Pam Allyn, a literary expert, started the Books for Boys program, an innovative literary initiative, with this simple premise: Change the lives of children through books.
As Pam told me her story, it became clear that the kids she mentors face extraordinary challenges: “To be here you’ve had a difficult journey.”
Many kids are from families who could no longer care for them. Some have learning problems in school and never got the attention they needed. Many have been in foster homes or their parents have died. Most grew up living in poverty.
Pam’s full time job is at LitLife, a company she started that offers professional development, consulting, and coaching for teachers and others in the school community.
Through her work as a teaching consultant at the Children’s Village school, she also started volunteering her time there. She volunteers here a lot. As does her husband and her high school–aged daughter.

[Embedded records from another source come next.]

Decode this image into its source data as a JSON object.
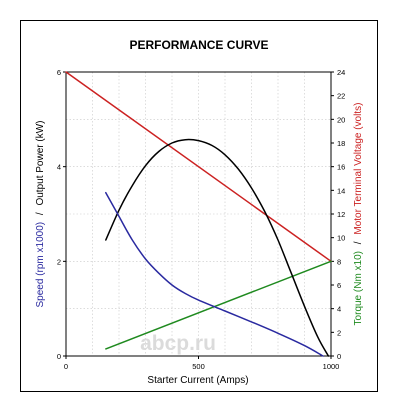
{
  "chart_data": {
    "type": "line",
    "title": "PERFORMANCE CURVE",
    "xlabel": "Starter Current (Amps)",
    "ylabel_left_speed": "Speed (rpm x1000)",
    "ylabel_left_sep": "/",
    "ylabel_left_power": "Output Power (kW)",
    "ylabel_right_torque": "Torque (Nm x10)",
    "ylabel_right_sep": "/",
    "ylabel_right_voltage": "Motor Terminal Voltage (volts)",
    "xlim": [
      0,
      1000
    ],
    "ylim_left": [
      0,
      6
    ],
    "ylim_right": [
      0,
      24
    ],
    "x_ticks": [
      "0",
      "500",
      "1000"
    ],
    "y_left_ticks": [
      "0",
      "2",
      "4",
      "6"
    ],
    "y_right_ticks": [
      "0",
      "2",
      "4",
      "6",
      "8",
      "10",
      "12",
      "14",
      "16",
      "18",
      "20",
      "22",
      "24"
    ],
    "grid": true,
    "watermark": "abcp.ru",
    "colors": {
      "speed": "#2a2aa0",
      "power": "#000000",
      "torque": "#1f8a1f",
      "voltage": "#cc2222",
      "grid": "#c8c8c8"
    },
    "series": [
      {
        "key": "speed",
        "axis": "left",
        "color": "#2a2aa0",
        "x": [
          150,
          200,
          250,
          300,
          350,
          400,
          450,
          500,
          600,
          700,
          800,
          900,
          970
        ],
        "y": [
          3.45,
          2.95,
          2.45,
          2.05,
          1.75,
          1.5,
          1.32,
          1.18,
          0.95,
          0.72,
          0.48,
          0.22,
          0.0
        ]
      },
      {
        "key": "power",
        "axis": "left",
        "color": "#000000",
        "x": [
          150,
          200,
          250,
          300,
          350,
          400,
          450,
          500,
          550,
          600,
          650,
          700,
          750,
          800,
          850,
          900,
          950,
          990
        ],
        "y": [
          2.45,
          3.08,
          3.6,
          4.02,
          4.32,
          4.5,
          4.57,
          4.55,
          4.45,
          4.25,
          3.95,
          3.55,
          3.05,
          2.45,
          1.75,
          1.05,
          0.4,
          0.0
        ]
      },
      {
        "key": "torque",
        "axis": "right",
        "color": "#1f8a1f",
        "x": [
          150,
          1000
        ],
        "y": [
          0.6,
          8.0
        ]
      },
      {
        "key": "voltage",
        "axis": "right",
        "color": "#cc2222",
        "x": [
          0,
          1000
        ],
        "y": [
          24.0,
          8.0
        ]
      }
    ]
  }
}
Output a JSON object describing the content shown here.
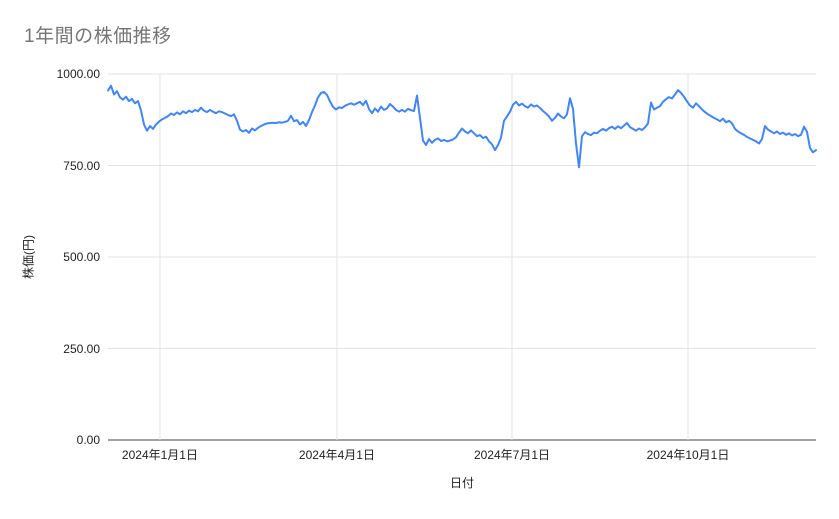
{
  "title": "1年間の株価推移",
  "axes": {
    "x_title": "日付",
    "y_title": "株価(円)"
  },
  "colors": {
    "series_line": "#4285f4",
    "gridline": "#e3e3e3",
    "axis_baseline": "#424242",
    "title_text": "#757575",
    "tick_text": "#1f1f1f",
    "background": "#ffffff"
  },
  "chart_data": {
    "type": "line",
    "title": "1年間の株価推移",
    "xlabel": "日付",
    "ylabel": "株価(円)",
    "ylim": [
      0,
      1000
    ],
    "grid": true,
    "legend": "none",
    "y_ticks": [
      {
        "label": "0.00",
        "value": 0
      },
      {
        "label": "250.00",
        "value": 250
      },
      {
        "label": "500.00",
        "value": 500
      },
      {
        "label": "750.00",
        "value": 750
      },
      {
        "label": "1000.00",
        "value": 1000
      }
    ],
    "x_ticks": [
      {
        "label": "2024年1月1日",
        "pos": 0.0734
      },
      {
        "label": "2024年4月1日",
        "pos": 0.3234
      },
      {
        "label": "2024年7月1日",
        "pos": 0.5706
      },
      {
        "label": "2024年10月1日",
        "pos": 0.8192
      }
    ],
    "x_range_note": "daily stock prices, approx 2023-12-05 to 2024-12-06, evenly spaced",
    "series": [
      {
        "name": "株価",
        "color": "#4285f4",
        "values": [
          955,
          968,
          944,
          953,
          936,
          930,
          938,
          926,
          932,
          920,
          926,
          900,
          862,
          845,
          858,
          850,
          862,
          870,
          876,
          880,
          885,
          892,
          888,
          895,
          890,
          898,
          893,
          900,
          896,
          902,
          898,
          908,
          900,
          896,
          902,
          897,
          893,
          898,
          896,
          892,
          888,
          885,
          890,
          872,
          848,
          843,
          847,
          839,
          851,
          846,
          853,
          858,
          862,
          865,
          866,
          867,
          866,
          868,
          867,
          869,
          872,
          886,
          871,
          874,
          862,
          869,
          858,
          874,
          896,
          914,
          936,
          948,
          951,
          943,
          925,
          910,
          903,
          909,
          907,
          913,
          917,
          920,
          916,
          920,
          924,
          915,
          927,
          904,
          893,
          906,
          897,
          911,
          902,
          906,
          918,
          911,
          902,
          897,
          902,
          897,
          905,
          901,
          899,
          941,
          880,
          818,
          806,
          822,
          812,
          820,
          824,
          817,
          820,
          816,
          818,
          821,
          827,
          840,
          851,
          843,
          838,
          846,
          838,
          830,
          833,
          825,
          829,
          816,
          808,
          792,
          806,
          826,
          872,
          884,
          897,
          916,
          924,
          914,
          919,
          912,
          908,
          917,
          911,
          914,
          907,
          899,
          892,
          884,
          872,
          880,
          892,
          884,
          879,
          890,
          934,
          905,
          810,
          745,
          830,
          841,
          836,
          833,
          840,
          838,
          845,
          850,
          845,
          852,
          856,
          850,
          857,
          852,
          859,
          866,
          855,
          850,
          845,
          851,
          847,
          854,
          865,
          922,
          903,
          908,
          912,
          924,
          931,
          937,
          933,
          944,
          956,
          948,
          938,
          925,
          914,
          908,
          920,
          912,
          903,
          896,
          890,
          885,
          880,
          876,
          871,
          878,
          868,
          872,
          865,
          850,
          843,
          838,
          834,
          828,
          824,
          820,
          816,
          810,
          822,
          858,
          848,
          843,
          838,
          843,
          836,
          840,
          834,
          838,
          832,
          836,
          830,
          834,
          856,
          842,
          798,
          786,
          792
        ]
      }
    ]
  }
}
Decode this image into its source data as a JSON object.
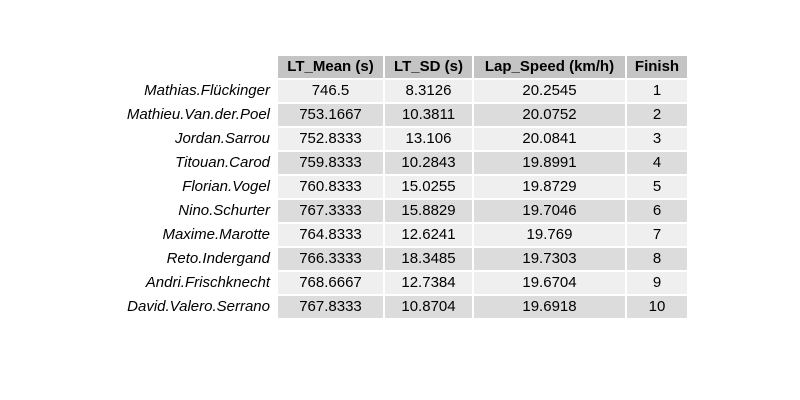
{
  "table": {
    "columns": [
      "LT_Mean (s)",
      "LT_SD (s)",
      "Lap_Speed (km/h)",
      "Finish"
    ],
    "rows": [
      {
        "rider": "Mathias.Flückinger",
        "lt_mean": "746.5",
        "lt_sd": "8.3126",
        "lap_speed": "20.2545",
        "finish": "1"
      },
      {
        "rider": "Mathieu.Van.der.Poel",
        "lt_mean": "753.1667",
        "lt_sd": "10.3811",
        "lap_speed": "20.0752",
        "finish": "2"
      },
      {
        "rider": "Jordan.Sarrou",
        "lt_mean": "752.8333",
        "lt_sd": "13.106",
        "lap_speed": "20.0841",
        "finish": "3"
      },
      {
        "rider": "Titouan.Carod",
        "lt_mean": "759.8333",
        "lt_sd": "10.2843",
        "lap_speed": "19.8991",
        "finish": "4"
      },
      {
        "rider": "Florian.Vogel",
        "lt_mean": "760.8333",
        "lt_sd": "15.0255",
        "lap_speed": "19.8729",
        "finish": "5"
      },
      {
        "rider": "Nino.Schurter",
        "lt_mean": "767.3333",
        "lt_sd": "15.8829",
        "lap_speed": "19.7046",
        "finish": "6"
      },
      {
        "rider": "Maxime.Marotte",
        "lt_mean": "764.8333",
        "lt_sd": "12.6241",
        "lap_speed": "19.769",
        "finish": "7"
      },
      {
        "rider": "Reto.Indergand",
        "lt_mean": "766.3333",
        "lt_sd": "18.3485",
        "lap_speed": "19.7303",
        "finish": "8"
      },
      {
        "rider": "Andri.Frischknecht",
        "lt_mean": "768.6667",
        "lt_sd": "12.7384",
        "lap_speed": "19.6704",
        "finish": "9"
      },
      {
        "rider": "David.Valero.Serrano",
        "lt_mean": "767.8333",
        "lt_sd": "10.8704",
        "lap_speed": "19.6918",
        "finish": "10"
      }
    ]
  }
}
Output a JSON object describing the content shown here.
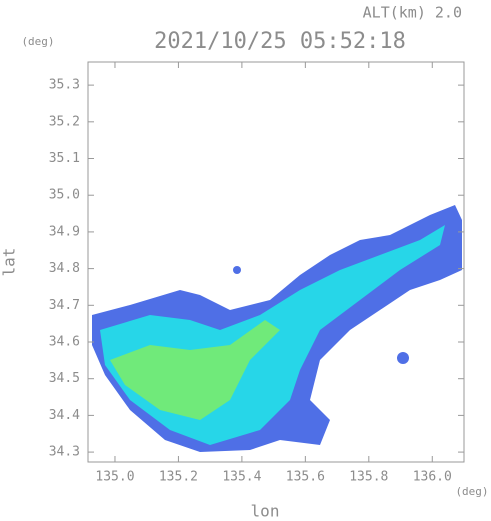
{
  "chart_data": {
    "type": "radar-map",
    "title": "2021/10/25 05:52:18",
    "subtitle": "ALT(km) 2.0",
    "x_label": "lon",
    "y_label": "lat",
    "x_unit": "(deg)",
    "y_unit": "(deg)",
    "xlim": [
      134.915,
      136.1
    ],
    "ylim": [
      34.273,
      35.363
    ],
    "xticks": [
      {
        "value": 135.0,
        "label": "135.0"
      },
      {
        "value": 135.2,
        "label": "135.2"
      },
      {
        "value": 135.4,
        "label": "135.4"
      },
      {
        "value": 135.6,
        "label": "135.6"
      },
      {
        "value": 135.8,
        "label": "135.8"
      },
      {
        "value": 136.0,
        "label": "136.0"
      }
    ],
    "yticks": [
      {
        "value": 34.3,
        "label": "34.3"
      },
      {
        "value": 34.4,
        "label": "34.4"
      },
      {
        "value": 34.5,
        "label": "34.5"
      },
      {
        "value": 34.6,
        "label": "34.6"
      },
      {
        "value": 34.7,
        "label": "34.7"
      },
      {
        "value": 34.8,
        "label": "34.8"
      },
      {
        "value": 34.9,
        "label": "34.9"
      },
      {
        "value": 35.0,
        "label": "35.0"
      },
      {
        "value": 35.1,
        "label": "35.1"
      },
      {
        "value": 35.2,
        "label": "35.2"
      },
      {
        "value": 35.3,
        "label": "35.3"
      }
    ]
  }
}
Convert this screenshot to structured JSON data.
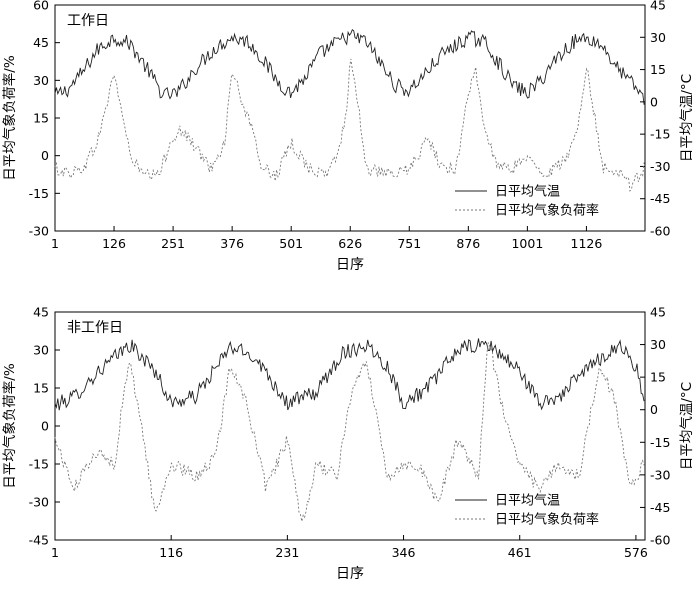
{
  "chart_data": [
    {
      "type": "line",
      "panel_label": "工作日",
      "xlabel": "日序",
      "ylabel_left": "日平均气象负荷率/%",
      "ylabel_right": "日平均气温/°C",
      "xlim": [
        1,
        1250
      ],
      "x_ticks": [
        1,
        126,
        251,
        376,
        501,
        626,
        751,
        876,
        1001,
        1126
      ],
      "ylim_left": [
        -30,
        60
      ],
      "y_ticks_left": [
        -30,
        -15,
        0,
        15,
        30,
        45,
        60
      ],
      "ylim_right": [
        -60,
        45
      ],
      "y_ticks_right": [
        -60,
        -45,
        -30,
        -15,
        0,
        15,
        30,
        45
      ],
      "legend_position": "bottom-right",
      "series": [
        {
          "name": "日平均气温",
          "axis": "right",
          "style": "solid",
          "x": [
            1,
            30,
            60,
            90,
            126,
            160,
            200,
            230,
            260,
            300,
            340,
            376,
            410,
            440,
            470,
            500,
            530,
            560,
            600,
            626,
            660,
            690,
            720,
            750,
            780,
            820,
            876,
            910,
            940,
            970,
            1000,
            1030,
            1060,
            1100,
            1126,
            1160,
            1190,
            1225,
            1248
          ],
          "y": [
            3,
            6,
            14,
            24,
            30,
            27,
            14,
            3,
            4,
            16,
            25,
            30,
            28,
            20,
            10,
            4,
            11,
            22,
            28,
            31,
            28,
            18,
            8,
            5,
            12,
            22,
            30,
            28,
            18,
            8,
            4,
            10,
            20,
            28,
            30,
            26,
            16,
            8,
            2
          ]
        },
        {
          "name": "日平均气象负荷率",
          "axis": "left",
          "style": "dashed",
          "x": [
            1,
            30,
            60,
            90,
            110,
            126,
            140,
            160,
            190,
            220,
            251,
            270,
            300,
            330,
            360,
            376,
            390,
            410,
            440,
            470,
            501,
            520,
            540,
            570,
            600,
            620,
            626,
            640,
            660,
            690,
            720,
            751,
            770,
            790,
            820,
            850,
            876,
            890,
            910,
            940,
            970,
            1001,
            1030,
            1060,
            1090,
            1110,
            1126,
            1140,
            1160,
            1190,
            1220,
            1248
          ],
          "y": [
            -5,
            -7,
            -5,
            5,
            20,
            33,
            20,
            0,
            -8,
            -8,
            8,
            10,
            3,
            -5,
            5,
            35,
            25,
            15,
            -5,
            -8,
            5,
            0,
            -5,
            -8,
            0,
            20,
            39,
            25,
            -5,
            -7,
            -8,
            -5,
            0,
            7,
            -5,
            -5,
            25,
            35,
            10,
            -5,
            -5,
            0,
            -8,
            -5,
            0,
            15,
            35,
            20,
            -5,
            -5,
            -12,
            -5
          ]
        }
      ]
    },
    {
      "type": "line",
      "panel_label": "非工作日",
      "xlabel": "日序",
      "ylabel_left": "日平均气象负荷率/%",
      "ylabel_right": "日平均气温/°C",
      "xlim": [
        1,
        585
      ],
      "x_ticks": [
        1,
        116,
        231,
        346,
        461,
        576
      ],
      "ylim_left": [
        -45,
        45
      ],
      "y_ticks_left": [
        -45,
        -30,
        -15,
        0,
        15,
        30,
        45
      ],
      "ylim_right": [
        -60,
        45
      ],
      "y_ticks_right": [
        -60,
        -45,
        -30,
        -15,
        0,
        15,
        30,
        45
      ],
      "legend_position": "bottom-right",
      "series": [
        {
          "name": "日平均气温",
          "axis": "right",
          "style": "solid",
          "x": [
            1,
            20,
            45,
            75,
            100,
            116,
            140,
            175,
            200,
            231,
            260,
            285,
            310,
            330,
            346,
            370,
            400,
            430,
            461,
            480,
            500,
            530,
            560,
            576,
            584
          ],
          "y": [
            2,
            6,
            18,
            30,
            18,
            3,
            6,
            29,
            24,
            3,
            8,
            26,
            30,
            20,
            3,
            10,
            28,
            30,
            18,
            3,
            6,
            20,
            30,
            20,
            4
          ]
        },
        {
          "name": "日平均气象负荷率",
          "axis": "left",
          "style": "dashed",
          "x": [
            1,
            20,
            40,
            60,
            70,
            75,
            85,
            100,
            116,
            140,
            160,
            175,
            190,
            210,
            231,
            245,
            260,
            280,
            295,
            310,
            330,
            346,
            360,
            380,
            400,
            420,
            430,
            445,
            461,
            480,
            500,
            520,
            540,
            555,
            570,
            584
          ],
          "y": [
            -5,
            -25,
            -10,
            -15,
            15,
            25,
            5,
            -35,
            -15,
            -20,
            -12,
            25,
            10,
            -25,
            -5,
            -40,
            -15,
            -20,
            15,
            25,
            -20,
            -15,
            -15,
            -30,
            -5,
            -20,
            35,
            5,
            -15,
            -25,
            -15,
            -20,
            25,
            10,
            -25,
            -15
          ]
        }
      ]
    }
  ]
}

As we peered through the windows of the campus library (that also serves as a lunchroom), she told me about her experiences.
She noticed a few things when she first spent time at Children’s Village.
For one the library was a decrepit place; the books had been outdated or had little relevancy for the kids. She also noticed that the “cottages”—the residences at Children’s Village where the boys live and sleep—had no books to read.
This sparked several ideas.
She started to recruit more reading mentors.
She also turned the campus library into something more alive than it had been. She spruced it up with the help of Susan Meigs, Associate Director, and volunteers from the Amherst College Internship Program. They went to work, spending hours weeding through books, determining which ones would compel kids to come to the library, and scouting out new books. The goal was to make it into a fun, literary place where kids could go.